US-Notenbank setzt moderate Zinserhöhungspolitik fort

Dr. Thomas Heidel, Leitung Research Fidal AG / Foto: © Fidal AG

Während die Europäische Zentralbank mit ihrem extrem niedrigen Zinsumfeld sehr zufrieden ist und noch über den Sommer 2019 hinaus am „Nullzins“ festhalten will, verfolgt die US-Notenbank konsequent ihren Zinserhöhungsplan. Am 26. September gab der Fed-Chef, Jerome Powell die achte Erhöhung (seit Dezember 2015) der „Federal Funds Rate“ um 25 Basispunkte auf die Spanne von 2,00 bis 2,25 Prozent bekannt. Drei Viertel der Fed-Vertreter erwarten noch einen weiteren Zinsschritt auf der nächsten Fed-Sitzung am 19. Dezember.
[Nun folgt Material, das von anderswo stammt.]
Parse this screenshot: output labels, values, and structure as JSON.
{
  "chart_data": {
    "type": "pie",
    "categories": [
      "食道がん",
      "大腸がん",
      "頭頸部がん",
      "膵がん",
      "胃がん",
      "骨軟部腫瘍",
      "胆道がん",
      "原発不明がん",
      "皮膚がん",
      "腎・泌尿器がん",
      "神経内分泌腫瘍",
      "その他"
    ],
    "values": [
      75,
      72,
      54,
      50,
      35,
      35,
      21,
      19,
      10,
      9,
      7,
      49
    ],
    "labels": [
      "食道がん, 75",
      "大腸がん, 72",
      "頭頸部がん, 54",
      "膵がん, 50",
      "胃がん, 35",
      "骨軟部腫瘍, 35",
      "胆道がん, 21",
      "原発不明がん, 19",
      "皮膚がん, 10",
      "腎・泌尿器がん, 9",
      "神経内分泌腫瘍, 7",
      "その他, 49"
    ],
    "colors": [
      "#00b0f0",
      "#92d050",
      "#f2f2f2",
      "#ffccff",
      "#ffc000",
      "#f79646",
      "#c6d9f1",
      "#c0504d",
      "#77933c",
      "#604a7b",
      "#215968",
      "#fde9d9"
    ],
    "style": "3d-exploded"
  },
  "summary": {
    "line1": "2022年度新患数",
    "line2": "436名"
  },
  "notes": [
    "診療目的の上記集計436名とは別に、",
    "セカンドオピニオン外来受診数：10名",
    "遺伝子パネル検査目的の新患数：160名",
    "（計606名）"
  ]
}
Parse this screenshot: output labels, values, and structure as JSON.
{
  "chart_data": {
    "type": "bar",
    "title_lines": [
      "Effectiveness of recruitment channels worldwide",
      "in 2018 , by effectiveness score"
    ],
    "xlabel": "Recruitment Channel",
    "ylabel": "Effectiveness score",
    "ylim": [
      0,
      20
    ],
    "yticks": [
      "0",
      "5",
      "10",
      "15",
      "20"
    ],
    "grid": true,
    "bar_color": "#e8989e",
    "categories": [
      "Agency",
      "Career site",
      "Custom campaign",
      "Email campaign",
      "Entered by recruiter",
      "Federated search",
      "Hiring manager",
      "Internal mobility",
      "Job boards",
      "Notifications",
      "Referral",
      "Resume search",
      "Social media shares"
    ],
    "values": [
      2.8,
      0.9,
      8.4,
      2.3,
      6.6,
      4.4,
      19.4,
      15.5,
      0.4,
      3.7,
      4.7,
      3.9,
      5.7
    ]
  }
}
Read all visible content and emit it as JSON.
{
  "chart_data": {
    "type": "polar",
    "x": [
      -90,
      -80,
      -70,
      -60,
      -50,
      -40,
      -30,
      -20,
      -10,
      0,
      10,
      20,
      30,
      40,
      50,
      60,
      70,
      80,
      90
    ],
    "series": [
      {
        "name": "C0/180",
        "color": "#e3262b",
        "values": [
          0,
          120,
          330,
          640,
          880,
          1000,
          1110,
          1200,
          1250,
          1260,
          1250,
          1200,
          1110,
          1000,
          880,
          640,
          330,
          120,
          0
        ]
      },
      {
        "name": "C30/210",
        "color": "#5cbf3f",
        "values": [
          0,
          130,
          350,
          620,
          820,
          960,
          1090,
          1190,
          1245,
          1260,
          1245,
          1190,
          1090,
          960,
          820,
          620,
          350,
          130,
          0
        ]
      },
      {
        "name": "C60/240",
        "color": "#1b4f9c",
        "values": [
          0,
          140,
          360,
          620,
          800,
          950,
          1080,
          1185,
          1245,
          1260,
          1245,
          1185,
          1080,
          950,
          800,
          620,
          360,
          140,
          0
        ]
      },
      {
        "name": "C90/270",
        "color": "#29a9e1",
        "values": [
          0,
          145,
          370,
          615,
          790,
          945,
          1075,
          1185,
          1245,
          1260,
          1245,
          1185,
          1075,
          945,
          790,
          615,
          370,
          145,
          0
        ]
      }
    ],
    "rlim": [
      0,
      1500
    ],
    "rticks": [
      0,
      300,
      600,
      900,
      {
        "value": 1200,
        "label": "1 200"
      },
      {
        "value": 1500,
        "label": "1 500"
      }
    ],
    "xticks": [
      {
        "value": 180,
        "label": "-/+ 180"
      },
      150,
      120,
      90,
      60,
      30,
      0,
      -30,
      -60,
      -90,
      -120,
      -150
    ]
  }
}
Jerome Powell begründete die Zinserhöhung mit dem Hinweis auf die aktuelle Stärke der US-Wirtschaft. Im zweiten Quartal 2018 stieg das US-Bruttosozialprodukt über vier Prozent, die Arbeitslosenrate liegt unter vier Prozent. Darüber hinaus stiegen die Beschäftigtenzahlen und die Löhne. Die Konsum- und Investitionslaune der Verbraucher und Firmen ist hoch. Die Inflationsrate liegt in der Nähe des Fed-Ziels von zwei Prozent. Die Fed verfolgt das Ziel Preisstabilität bei maximaler Beschäftigung. Im aktuellen Fed-Statement wurde der Hinweis entfernt, dass die geldpolitische Ausrichtung das Wirtschaftswachstum unterstützen soll, doch sei dies nicht als Signal für eine restriktive Geldpolitik zu verstehen.

Weitere Zins-, Preis- und Wirtschaftsentwicklung

Jerome Powell deutete weitere vier Zinsschritte bis Ende 2019 an. Für 2020 ist eine Zinsanhebung vorgesehen. Die meisten regionalen Fed-Präsidenten gehen davon aus, dass bis Ende 2020 der Leitzins bei 3,25 bis 3,50 Prozent liegen und dieses Niveau bis 2021 beibehalten wird. Für 2018 wird jetzt von einem Wirtschaftswachstum von 3,1 Prozent (letzte Prognose 2,8 Prozent) ausgegangen, das sich in 2019 auf 2,5 Prozent, in 2020 auf 2,0 Prozent und in 2021 auf 1,8 Prozent abschwächen soll. Die Arbeitslosenrate soll in den nächsten drei Jahren zwischen 3,5 bis 3,7 Prozent, die Inflationsrate in der Spanne von 2,0 bis 2,1 Prozent liegen.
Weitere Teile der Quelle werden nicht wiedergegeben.